Cermatilah akibat dari hutan yang terus menerus dibabat guna memenuhi kubutuhan manusia itu sendiri:
1. Kerusakan Ekonomis
Berdasarkan pada perkiraan Prof. Dr. Herujono Hadisuprapto, MSc, mantan Dekan Fakultas Kehutanan Universitas Tanjungpura, setiap hari kayu ilegal berbentuk balok yang diselundupkan dari Kalimantan Barat ke Serawak mencapai 10.000 m kubik. Kayu-kayu ini terbebas dari iuran resmi seperti dana reboisasi, provisi sumber daya hutan, dan pajak ekspor. Diprediksi kerugian negara mencapai Rp. 5,35 milyar per hari, atau sekitar Rp 160,5 milyar perbulan. Maka sebenarnya sangat ironis jika kerugian ini dihubungkan dengan usaha mati-matian dari pemerintah Indonesia untuk mencari pinjaman dana dari IMF. Ketika pemerintah mengemis pada IMF dana senilai 400 juta $ AS, sebenarnya pemerintah kehilangan pendapatan atas pajak senilai 4 Milyar $ AS setiap tahunnya akibat penebangan hutan liar sejak 1998.

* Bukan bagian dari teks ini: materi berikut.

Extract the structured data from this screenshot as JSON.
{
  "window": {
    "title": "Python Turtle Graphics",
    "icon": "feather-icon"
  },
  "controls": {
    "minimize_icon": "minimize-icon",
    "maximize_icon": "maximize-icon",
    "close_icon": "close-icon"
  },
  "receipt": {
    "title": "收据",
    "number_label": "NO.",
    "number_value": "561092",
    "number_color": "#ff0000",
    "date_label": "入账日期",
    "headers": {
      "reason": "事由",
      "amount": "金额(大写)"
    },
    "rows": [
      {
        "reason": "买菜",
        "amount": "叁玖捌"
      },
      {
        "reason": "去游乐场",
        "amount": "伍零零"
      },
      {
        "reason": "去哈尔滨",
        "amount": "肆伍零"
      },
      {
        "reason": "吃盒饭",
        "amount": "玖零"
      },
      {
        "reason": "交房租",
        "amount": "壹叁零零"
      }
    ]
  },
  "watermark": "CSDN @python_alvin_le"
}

Kerugian akibat kerusakan ekologi yang jumlahnya jauh lebih besar meliputi kerugian akibat lepasnya karbon dari bahan organik kayu yang tumbang sebesar Rp 90.000 per hektar, kerugian hilangnya unsur hara tanah akibat tidak adanya tutupan hutan sebesar Rp 10,5 juta per hektar dan kerugian dari hilangnya fungsi pengurai limbah sebesar Rp 435.000 per hekter, disamping itu musnahnya fauna dan flora sebagi sumber plasma nutfah, Kerugian ekonomis yang ditimbulkan meliputi nilai kayu tegakan, sebesar Rp 3,3 juta per meter kubik dan nilai pakai lahan dan hutan disekitarnya tidak hilang dan tidak rusak sebesar Rp 32 juta per hektar.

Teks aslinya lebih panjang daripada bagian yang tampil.